HomeArtificial IntelligenceAndrej Karpathy Releases 'nanochat': A Minimal, Finish-to-Finish ChatGPT-Fashion Pipeline You Can Practice...

Andrej Karpathy Releases ‘nanochat’: A Minimal, Finish-to-Finish ChatGPT-Fashion Pipeline You Can Practice in ~4 Hours for ~$100


Andrej Karpathy has open-sourced nanochat, a compact, dependency-light codebase that implements a full ChatGPT-style stack—from tokenizer coaching to net UI inference—geared toward reproducible, hackable LLM coaching on a single multi-GPU node.

The repo gives a single-script “speedrun” that executes the total loop: tokenization, base pretraining, mid-training on chat/multiple-choice/tool-use knowledge, Supervised Finetuning (SFT), optionally available RL on GSM8K, analysis, and serving (CLI + ChatGPT-like net UI). The really helpful setup is an 8×H100 node; at ~$24/hour, the 4-hour speedrun lands close to $100. A post-run report.md summarizes metrics (CORE, ARC-E/C, MMLU, GSM8K, HumanEval, ChatCORE).

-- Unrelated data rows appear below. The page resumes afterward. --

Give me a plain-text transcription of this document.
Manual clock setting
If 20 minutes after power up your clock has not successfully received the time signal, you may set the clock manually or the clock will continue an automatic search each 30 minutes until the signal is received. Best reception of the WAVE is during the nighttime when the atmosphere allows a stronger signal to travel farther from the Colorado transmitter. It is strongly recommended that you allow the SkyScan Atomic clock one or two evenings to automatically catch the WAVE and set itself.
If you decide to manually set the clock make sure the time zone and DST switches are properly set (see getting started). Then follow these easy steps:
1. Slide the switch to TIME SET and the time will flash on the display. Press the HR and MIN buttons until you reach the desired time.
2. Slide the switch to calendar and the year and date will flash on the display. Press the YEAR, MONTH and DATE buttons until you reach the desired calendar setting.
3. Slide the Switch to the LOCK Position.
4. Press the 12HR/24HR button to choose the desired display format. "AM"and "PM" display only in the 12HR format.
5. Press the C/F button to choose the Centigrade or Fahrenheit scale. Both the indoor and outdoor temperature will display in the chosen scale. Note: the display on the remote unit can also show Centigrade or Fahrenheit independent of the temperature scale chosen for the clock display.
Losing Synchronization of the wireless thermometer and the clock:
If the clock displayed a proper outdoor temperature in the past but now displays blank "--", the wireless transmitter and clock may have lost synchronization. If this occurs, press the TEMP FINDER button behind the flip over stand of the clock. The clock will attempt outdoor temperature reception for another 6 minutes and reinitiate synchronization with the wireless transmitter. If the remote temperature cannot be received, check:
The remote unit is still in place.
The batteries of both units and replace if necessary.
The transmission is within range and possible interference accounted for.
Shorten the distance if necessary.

Tokenizer and knowledge path

  • Tokenizer: customized Rust BPE (constructed by way of Maturin), with a 65,536-token vocab; coaching makes use of FineWeb-EDU shards (re-packaged/shuffled for easy entry). The walkthrough reviews ~4.8 characters/token compression and compares towards GPT-2/4 tokenizers.
  • Eval bundle: a curated set for CORE (22 autocompletion datasets like HellaSwag, ARC, BoolQ, and so forth.), downloaded into ~/.cache/nanochat/eval_bundle.

Mannequin, scaling, and “speedrun” goal

The speedrun config trains a depth-20 Transformer (≈560M params with 1280 hidden channels, 10 consideration heads of dim 128) for ~11.2B tokens in step with Chinchilla-style scaling (params × ~20 tokens). The creator estimates this run as a ~4e19 FLOPs functionality mannequin. Coaching makes use of Muon for matmul parameters and AdamW for embeddings/unembeddings; loss is reported in bits-per-byte (bpb) to be tokenizer-invariant.

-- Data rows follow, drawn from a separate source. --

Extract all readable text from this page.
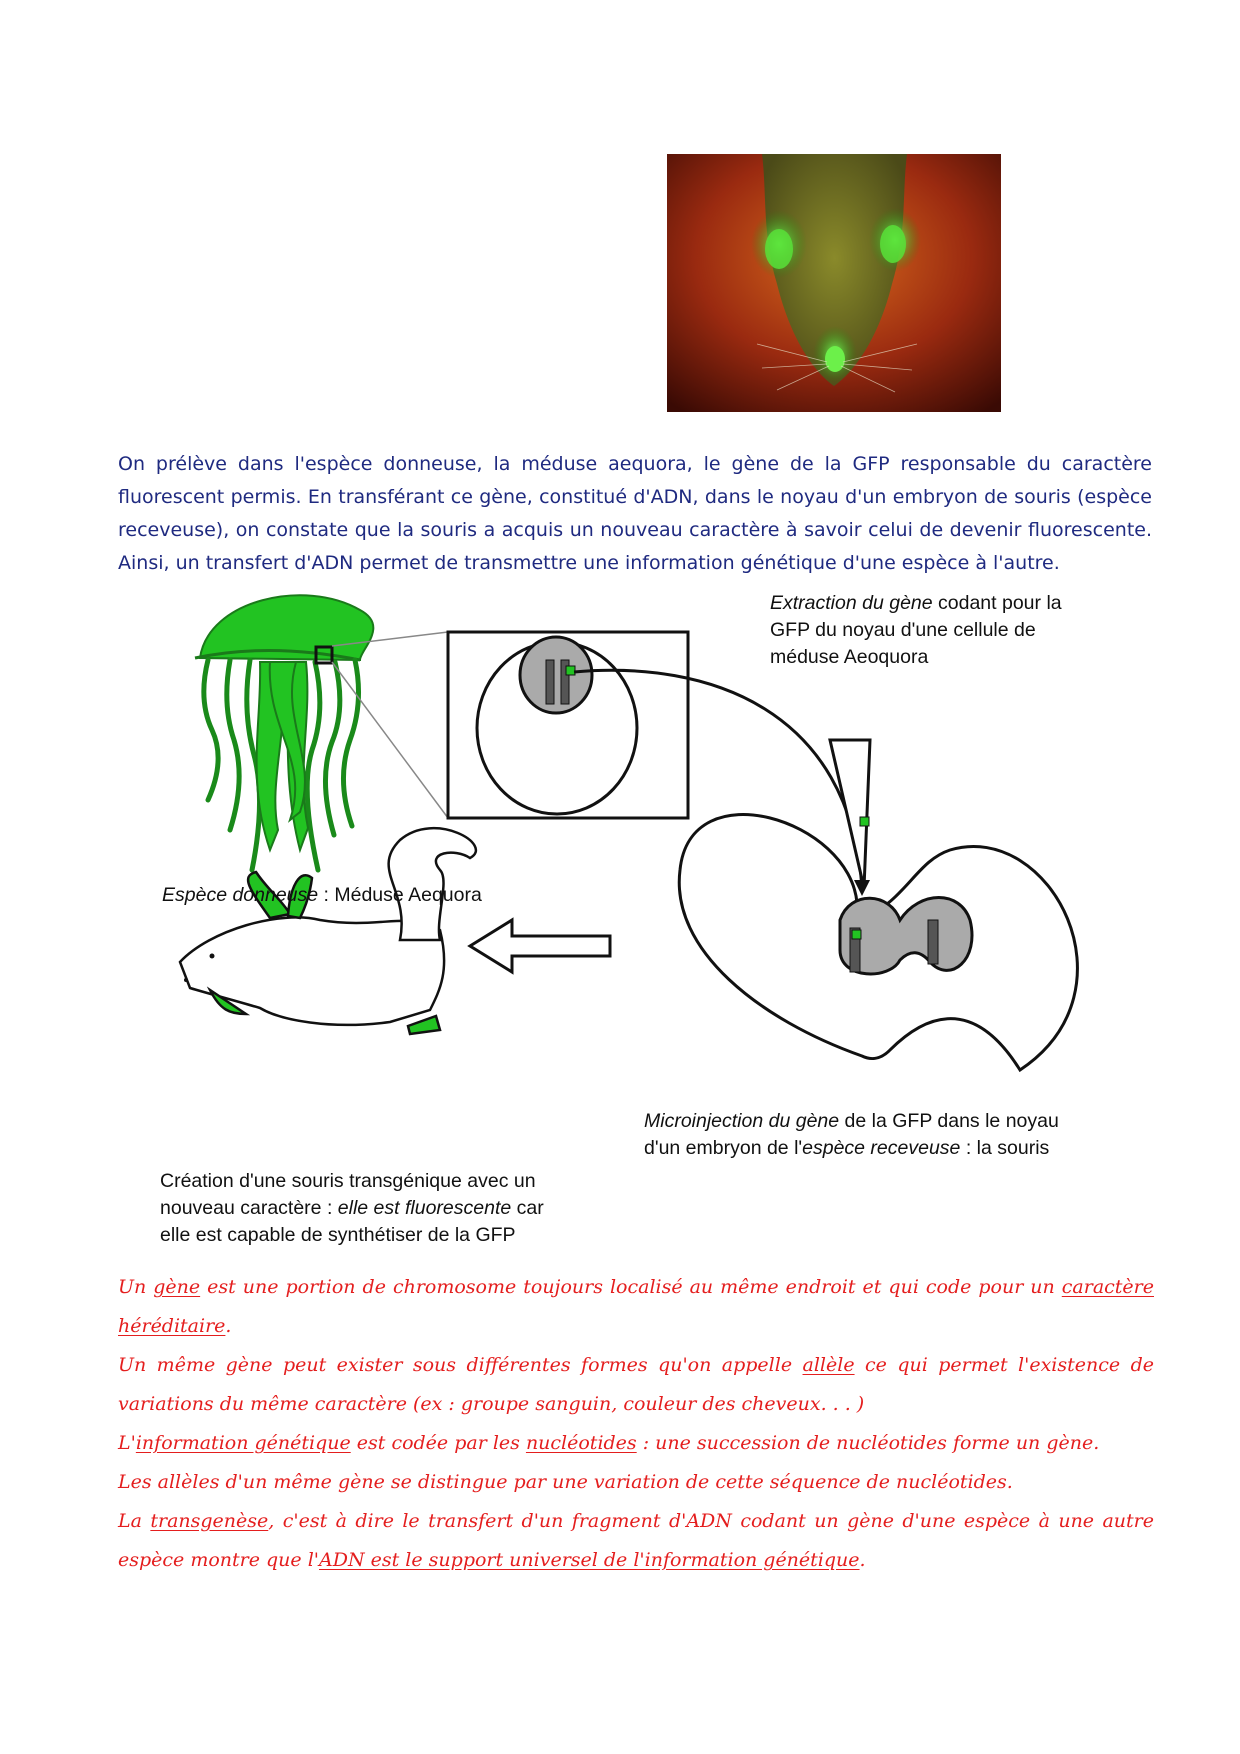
On prélève dans l'espèce donneuse, la méduse aequora, le gène de la GFP responsable du caractère fluorescent permis. En transférant ce gène, constitué d'ADN, dans le noyau d'un embryon de souris (espèce receveuse), on constate que la souris a acquis un nouveau caractère à savoir celui de devenir fluorescente. Ainsi, un transfert d'ADN permet de transmettre une information génétique d'une espèce à l'autre.

Extraction du gène codant pour la
GFP du noyau d'une cellule de
méduse Aeoquora
Espèce donneuse : Méduse Aequora
Microinjection du gène de la GFP dans le noyau
d'un embryon de l'espèce receveuse : la souris
Création d'une souris transgénique avec un
nouveau caractère : elle est fluorescente car
elle est capable de synthétiser de la GFP

Un gène est une portion de chromosome toujours localisé au même endroit et qui code pour un caractère héréditaire.

Un même gène peut exister sous différentes formes qu'on appelle allèle ce qui permet l'existence de variations du même caractère (ex : groupe sanguin, couleur des cheveux. . . )

L'information génétique est codée par les nucléotides : une succession de nucléotides forme un gène.

Les allèles d'un même gène se distingue par une variation de cette séquence de nucléotides.

La transgenèse, c'est à dire le transfert d'un fragment d'ADN codant un gène d'une espèce à une autre espèce montre que l'ADN est le support universel de l'information génétique.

Mid-training, SFT, and gear use

After pretraining, mid-training adapts the bottom mannequin to conversations (SmolTalk) and explicitly teaches multiple-choice conduct (100K MMLU auxiliary-train questions) and device use by inserting blocks; a small GSM8K slice is included to seed calculator-style utilization. The default combination: SmolTalk (460K), MMLU aux-train (100K), GSM8K foremost (8K), totaling 568K rows.

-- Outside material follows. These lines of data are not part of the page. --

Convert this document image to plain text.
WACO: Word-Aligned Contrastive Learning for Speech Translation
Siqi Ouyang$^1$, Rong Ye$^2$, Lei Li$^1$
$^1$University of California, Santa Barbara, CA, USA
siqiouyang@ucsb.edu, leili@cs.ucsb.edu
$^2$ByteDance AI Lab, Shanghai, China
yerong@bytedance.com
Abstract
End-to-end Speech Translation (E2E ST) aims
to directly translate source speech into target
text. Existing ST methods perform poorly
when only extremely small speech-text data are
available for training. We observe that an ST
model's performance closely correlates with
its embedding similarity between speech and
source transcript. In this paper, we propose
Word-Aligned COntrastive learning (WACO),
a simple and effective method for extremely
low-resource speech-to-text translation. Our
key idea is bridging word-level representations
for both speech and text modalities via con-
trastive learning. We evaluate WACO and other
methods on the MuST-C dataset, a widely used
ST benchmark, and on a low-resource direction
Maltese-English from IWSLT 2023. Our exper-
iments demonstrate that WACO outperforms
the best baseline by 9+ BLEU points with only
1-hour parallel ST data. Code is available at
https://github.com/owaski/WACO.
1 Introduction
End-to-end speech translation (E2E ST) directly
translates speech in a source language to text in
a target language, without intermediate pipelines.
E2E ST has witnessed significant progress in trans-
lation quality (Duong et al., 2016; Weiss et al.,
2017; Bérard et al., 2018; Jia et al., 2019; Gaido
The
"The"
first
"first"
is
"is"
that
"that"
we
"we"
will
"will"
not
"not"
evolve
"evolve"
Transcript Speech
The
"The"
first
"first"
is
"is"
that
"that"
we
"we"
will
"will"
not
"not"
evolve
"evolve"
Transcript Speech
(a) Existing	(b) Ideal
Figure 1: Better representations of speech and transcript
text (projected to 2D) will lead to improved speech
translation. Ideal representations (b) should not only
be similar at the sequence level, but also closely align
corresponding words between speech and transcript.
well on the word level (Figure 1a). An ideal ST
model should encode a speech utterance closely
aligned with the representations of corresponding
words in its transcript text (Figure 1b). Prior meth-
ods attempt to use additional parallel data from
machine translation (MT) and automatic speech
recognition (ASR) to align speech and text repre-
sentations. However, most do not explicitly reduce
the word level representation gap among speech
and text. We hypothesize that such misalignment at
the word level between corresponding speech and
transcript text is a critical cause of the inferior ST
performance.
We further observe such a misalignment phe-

SFT then fine-tunes on higher-quality conversations whereas matching test-time formatting (padded, non-concatenated rows) to scale back prepare/inference mismatch. The repo’s instance post-SFT metrics (speedrun tier) report ARC-Simple 0.3876, ARC-Problem 0.2807, MMLU 0.3151, GSM8K 0.0455, HumanEval 0.0854, ChatCORE 0.0884.

Device use is wired end-to-end: the customized Engine implements KV cache, prefill/decode inference, and a easy Python interpreter sandbox for tool-augmented runs—utilized in each coaching and analysis flows.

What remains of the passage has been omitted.